A valid environment token is required to call this endpoint. You can obtain it from the environment authentication route.

## Update user email

 - [PUT /resources/users/v1/{userId}/email](https://developers.frontegg.com/ciam/api/identity/users/userscontrollerv1_updateuseremail.md): Update a user's email address globally, regardless of account (tenant).

Provide the user's ID as a path parameter and the new email address as an email value in the request body.

## Generate activation token

 - [POST /resources/users/v1/{userId}/links/generate-activation-token](https://developers.frontegg.com/ciam/api/identity/users/userscontrollerv1_generateuseractivationlink.md): Generate a new activation token for a user.

Provide the user's ID as a path parameter. This route does not send the activation email but returns the activation link and token. It can be used in combination with the routes under Users Activation.

A valid environment token is required to call this endpoint. You can obtain it from the environment authentication route.

## Generate password reset token

 - [POST /resources/users/v1/{userId}/links/generate-password-reset-token](https://developers.frontegg.com/ciam/api/identity/users/userscontrollerv1_generateuserpasswordresetlink.md): Generate a password reset token for a user.

Provide the user's ID as a path parameter. This route does not send the reset password email but returns the reset link and token. It can be used in combination with the routes under Users Passwords.

A valid environment token is required to call this endpoint. You can obtain it from the environment authentication route.

## Unlock user

 - [POST /resources/users/v1/{userId}/unlock](https://developers.frontegg.com/ciam/api/identity/users/userscontrollerv1_unlockuser.md): Unlock a locked user.

An unlocked user can sign in and use the system globally, regardless of account (tenant). Provide the user's ID as a path parameter.

A valid environment token is required to call this endpoint. You can obtain it from the environment authentication route.

## Lock user

 - [POST /resources/users/v1/{userId}/lock](https://developers.frontegg.com/ciam/api/identity/users/userscontrollerv1_lockuser.md): Lock a user.

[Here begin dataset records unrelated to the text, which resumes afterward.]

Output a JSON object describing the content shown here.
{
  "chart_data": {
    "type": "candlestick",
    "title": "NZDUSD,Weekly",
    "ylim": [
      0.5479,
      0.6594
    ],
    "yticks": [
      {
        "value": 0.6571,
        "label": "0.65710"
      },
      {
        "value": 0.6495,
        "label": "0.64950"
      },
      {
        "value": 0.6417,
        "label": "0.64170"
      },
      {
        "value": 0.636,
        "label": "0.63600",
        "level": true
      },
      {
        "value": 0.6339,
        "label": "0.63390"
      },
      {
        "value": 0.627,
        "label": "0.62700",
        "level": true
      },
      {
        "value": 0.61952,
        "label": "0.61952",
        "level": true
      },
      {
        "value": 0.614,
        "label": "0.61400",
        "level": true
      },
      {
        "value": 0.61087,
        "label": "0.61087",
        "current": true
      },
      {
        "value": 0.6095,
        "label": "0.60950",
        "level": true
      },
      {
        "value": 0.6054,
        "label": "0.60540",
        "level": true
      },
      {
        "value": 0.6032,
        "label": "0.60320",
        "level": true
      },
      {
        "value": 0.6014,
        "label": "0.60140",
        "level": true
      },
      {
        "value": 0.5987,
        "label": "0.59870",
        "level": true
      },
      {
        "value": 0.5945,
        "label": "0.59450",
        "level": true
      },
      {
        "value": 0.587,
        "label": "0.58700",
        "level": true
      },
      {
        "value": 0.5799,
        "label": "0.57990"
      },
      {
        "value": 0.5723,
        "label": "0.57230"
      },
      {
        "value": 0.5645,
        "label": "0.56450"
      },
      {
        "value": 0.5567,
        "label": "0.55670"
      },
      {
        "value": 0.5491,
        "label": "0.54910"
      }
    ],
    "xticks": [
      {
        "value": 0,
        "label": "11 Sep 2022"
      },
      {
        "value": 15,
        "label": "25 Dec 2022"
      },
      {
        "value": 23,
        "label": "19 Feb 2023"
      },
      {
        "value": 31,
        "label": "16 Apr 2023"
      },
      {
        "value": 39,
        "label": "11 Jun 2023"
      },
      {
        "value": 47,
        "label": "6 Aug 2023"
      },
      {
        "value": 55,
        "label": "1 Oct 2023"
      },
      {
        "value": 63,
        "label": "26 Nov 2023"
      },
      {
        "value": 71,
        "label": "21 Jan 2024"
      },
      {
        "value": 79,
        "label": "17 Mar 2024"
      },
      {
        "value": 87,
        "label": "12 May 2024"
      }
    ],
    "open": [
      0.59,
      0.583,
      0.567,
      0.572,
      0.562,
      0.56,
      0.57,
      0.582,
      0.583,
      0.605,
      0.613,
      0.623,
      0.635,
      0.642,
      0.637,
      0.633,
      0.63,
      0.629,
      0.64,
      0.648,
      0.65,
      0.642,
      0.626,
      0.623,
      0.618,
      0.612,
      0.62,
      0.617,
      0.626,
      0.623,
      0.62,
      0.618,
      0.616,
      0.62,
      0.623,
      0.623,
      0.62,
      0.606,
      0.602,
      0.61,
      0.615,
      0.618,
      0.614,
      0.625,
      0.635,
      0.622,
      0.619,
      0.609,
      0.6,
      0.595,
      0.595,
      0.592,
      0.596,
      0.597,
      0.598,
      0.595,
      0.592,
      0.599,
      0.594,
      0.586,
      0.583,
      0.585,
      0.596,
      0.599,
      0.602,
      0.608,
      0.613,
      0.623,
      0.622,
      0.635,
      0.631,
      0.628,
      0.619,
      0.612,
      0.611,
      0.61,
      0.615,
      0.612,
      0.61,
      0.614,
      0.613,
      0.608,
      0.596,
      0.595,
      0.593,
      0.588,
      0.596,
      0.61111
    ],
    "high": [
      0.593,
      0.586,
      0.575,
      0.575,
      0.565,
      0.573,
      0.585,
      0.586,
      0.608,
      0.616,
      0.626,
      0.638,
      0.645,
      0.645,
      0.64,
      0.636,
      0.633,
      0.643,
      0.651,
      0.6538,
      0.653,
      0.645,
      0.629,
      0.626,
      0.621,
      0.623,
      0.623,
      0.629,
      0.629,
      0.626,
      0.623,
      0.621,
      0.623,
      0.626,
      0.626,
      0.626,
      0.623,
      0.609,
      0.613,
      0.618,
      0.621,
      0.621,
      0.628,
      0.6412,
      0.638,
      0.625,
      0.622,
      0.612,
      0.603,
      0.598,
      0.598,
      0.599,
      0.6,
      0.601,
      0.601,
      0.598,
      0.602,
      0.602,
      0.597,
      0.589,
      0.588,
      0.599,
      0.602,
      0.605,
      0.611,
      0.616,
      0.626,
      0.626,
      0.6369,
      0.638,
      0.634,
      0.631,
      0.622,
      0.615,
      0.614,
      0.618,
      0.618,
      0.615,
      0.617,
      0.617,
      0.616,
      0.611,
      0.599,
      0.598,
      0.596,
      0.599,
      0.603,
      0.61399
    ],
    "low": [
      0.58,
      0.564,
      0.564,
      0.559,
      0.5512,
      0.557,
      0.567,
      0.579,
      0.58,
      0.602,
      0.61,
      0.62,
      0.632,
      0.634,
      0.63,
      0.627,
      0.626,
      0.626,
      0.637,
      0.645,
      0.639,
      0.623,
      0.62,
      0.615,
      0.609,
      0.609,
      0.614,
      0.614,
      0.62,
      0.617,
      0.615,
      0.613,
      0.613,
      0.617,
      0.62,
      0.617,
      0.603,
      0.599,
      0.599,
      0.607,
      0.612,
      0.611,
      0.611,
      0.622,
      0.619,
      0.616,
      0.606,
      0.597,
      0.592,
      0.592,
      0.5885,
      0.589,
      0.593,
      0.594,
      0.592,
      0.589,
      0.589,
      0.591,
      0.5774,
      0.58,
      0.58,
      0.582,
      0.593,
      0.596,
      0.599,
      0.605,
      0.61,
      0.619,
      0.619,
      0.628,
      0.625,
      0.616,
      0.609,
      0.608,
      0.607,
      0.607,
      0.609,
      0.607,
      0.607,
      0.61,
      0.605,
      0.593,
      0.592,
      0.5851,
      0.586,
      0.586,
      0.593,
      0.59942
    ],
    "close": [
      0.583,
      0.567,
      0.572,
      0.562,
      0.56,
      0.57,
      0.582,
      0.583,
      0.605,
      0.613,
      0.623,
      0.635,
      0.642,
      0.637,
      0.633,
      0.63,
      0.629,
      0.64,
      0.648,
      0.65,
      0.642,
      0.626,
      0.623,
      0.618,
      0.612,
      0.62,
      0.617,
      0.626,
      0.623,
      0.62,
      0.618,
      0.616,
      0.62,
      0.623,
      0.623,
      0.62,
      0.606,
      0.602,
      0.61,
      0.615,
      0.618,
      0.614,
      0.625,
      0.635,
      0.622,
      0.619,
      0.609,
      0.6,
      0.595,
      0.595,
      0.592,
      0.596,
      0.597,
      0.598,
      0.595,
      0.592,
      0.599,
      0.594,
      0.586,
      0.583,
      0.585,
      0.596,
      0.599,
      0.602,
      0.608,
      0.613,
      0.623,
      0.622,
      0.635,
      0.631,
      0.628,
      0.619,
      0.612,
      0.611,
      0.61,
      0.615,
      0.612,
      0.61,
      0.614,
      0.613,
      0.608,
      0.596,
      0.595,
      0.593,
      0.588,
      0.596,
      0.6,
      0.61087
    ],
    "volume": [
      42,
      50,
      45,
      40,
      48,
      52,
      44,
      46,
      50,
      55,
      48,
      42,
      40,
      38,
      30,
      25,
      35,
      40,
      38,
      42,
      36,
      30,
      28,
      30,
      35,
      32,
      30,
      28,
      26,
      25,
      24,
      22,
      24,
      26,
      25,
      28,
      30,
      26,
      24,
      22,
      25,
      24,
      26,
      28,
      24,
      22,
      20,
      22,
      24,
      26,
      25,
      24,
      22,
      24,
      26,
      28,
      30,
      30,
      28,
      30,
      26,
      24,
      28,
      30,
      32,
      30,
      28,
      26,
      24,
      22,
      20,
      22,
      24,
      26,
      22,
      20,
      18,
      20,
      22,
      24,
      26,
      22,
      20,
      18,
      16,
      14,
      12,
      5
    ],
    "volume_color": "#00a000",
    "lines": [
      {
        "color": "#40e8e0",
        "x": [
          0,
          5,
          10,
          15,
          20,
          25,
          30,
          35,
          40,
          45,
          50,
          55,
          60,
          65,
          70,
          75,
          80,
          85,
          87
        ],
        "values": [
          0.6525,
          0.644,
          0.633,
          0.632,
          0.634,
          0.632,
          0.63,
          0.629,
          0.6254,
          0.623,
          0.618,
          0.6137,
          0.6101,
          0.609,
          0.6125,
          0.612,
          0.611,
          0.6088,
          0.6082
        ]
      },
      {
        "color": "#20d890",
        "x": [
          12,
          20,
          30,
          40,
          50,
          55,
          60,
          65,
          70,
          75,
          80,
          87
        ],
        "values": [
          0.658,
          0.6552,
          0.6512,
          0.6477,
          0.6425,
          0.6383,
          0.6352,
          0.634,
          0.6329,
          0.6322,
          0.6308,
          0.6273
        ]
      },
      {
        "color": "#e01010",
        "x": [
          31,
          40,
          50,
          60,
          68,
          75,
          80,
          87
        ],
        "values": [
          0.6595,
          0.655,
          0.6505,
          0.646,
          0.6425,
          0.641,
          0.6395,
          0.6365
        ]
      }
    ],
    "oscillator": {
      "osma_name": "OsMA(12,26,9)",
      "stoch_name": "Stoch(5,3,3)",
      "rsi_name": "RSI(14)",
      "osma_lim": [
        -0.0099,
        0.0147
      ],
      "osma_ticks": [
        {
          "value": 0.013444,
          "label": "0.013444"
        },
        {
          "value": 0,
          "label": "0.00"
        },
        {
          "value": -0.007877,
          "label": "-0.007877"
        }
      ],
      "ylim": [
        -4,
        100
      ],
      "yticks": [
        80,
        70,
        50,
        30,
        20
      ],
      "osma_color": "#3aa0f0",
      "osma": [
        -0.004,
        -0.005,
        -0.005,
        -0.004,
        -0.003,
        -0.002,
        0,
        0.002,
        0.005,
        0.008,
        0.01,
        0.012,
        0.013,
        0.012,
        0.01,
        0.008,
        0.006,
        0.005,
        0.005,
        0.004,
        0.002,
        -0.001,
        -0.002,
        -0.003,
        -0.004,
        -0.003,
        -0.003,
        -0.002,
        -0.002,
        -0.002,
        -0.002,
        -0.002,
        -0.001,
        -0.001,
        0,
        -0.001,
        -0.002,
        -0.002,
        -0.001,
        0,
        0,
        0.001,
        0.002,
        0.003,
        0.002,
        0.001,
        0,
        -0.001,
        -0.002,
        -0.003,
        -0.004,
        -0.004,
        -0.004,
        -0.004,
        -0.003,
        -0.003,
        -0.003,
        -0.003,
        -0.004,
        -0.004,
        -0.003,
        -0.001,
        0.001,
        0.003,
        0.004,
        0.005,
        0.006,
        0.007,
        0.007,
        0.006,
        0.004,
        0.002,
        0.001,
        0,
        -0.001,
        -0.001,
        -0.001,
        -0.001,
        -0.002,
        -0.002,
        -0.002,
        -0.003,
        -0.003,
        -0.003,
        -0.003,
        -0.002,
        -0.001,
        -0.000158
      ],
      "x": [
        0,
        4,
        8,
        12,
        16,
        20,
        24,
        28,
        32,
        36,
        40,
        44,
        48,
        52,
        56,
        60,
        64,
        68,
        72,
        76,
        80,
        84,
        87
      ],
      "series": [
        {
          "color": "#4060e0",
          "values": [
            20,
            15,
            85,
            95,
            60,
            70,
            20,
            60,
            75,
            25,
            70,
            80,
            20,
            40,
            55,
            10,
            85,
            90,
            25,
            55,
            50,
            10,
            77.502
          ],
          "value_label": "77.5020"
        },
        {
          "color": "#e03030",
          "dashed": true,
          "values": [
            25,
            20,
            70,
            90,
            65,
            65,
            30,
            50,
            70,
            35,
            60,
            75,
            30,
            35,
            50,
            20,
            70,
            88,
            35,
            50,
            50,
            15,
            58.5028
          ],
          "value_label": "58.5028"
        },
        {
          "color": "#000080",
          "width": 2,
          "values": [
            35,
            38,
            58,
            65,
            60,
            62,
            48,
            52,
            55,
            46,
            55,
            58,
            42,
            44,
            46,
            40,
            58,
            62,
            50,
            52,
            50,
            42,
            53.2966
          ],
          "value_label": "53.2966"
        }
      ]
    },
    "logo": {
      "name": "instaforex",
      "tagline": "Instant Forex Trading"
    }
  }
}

A locked user cannot sign in or use the system globally, regardless of account (tenant). Provide the user's ID as a path parameter.

A valid environment token is required to call this endpoint. You can obtain it from the environment authentication route.

## Move all users from one account (tenant) to another

 - [PUT /resources/users/v1/tenants/migrate](https://developers.frontegg.com/ciam/api/identity/users/userscontrollerv1_movealluserstenants.md): Migrate all users from a source account (tenant) to a target account (tenant).

Specify srcTenantId (source account (tenant) ID) and targetTenantId (target account (tenant) ID) in the request body.

A valid environment token is required to call this endpoint. You can obtain it from the environment authentication route.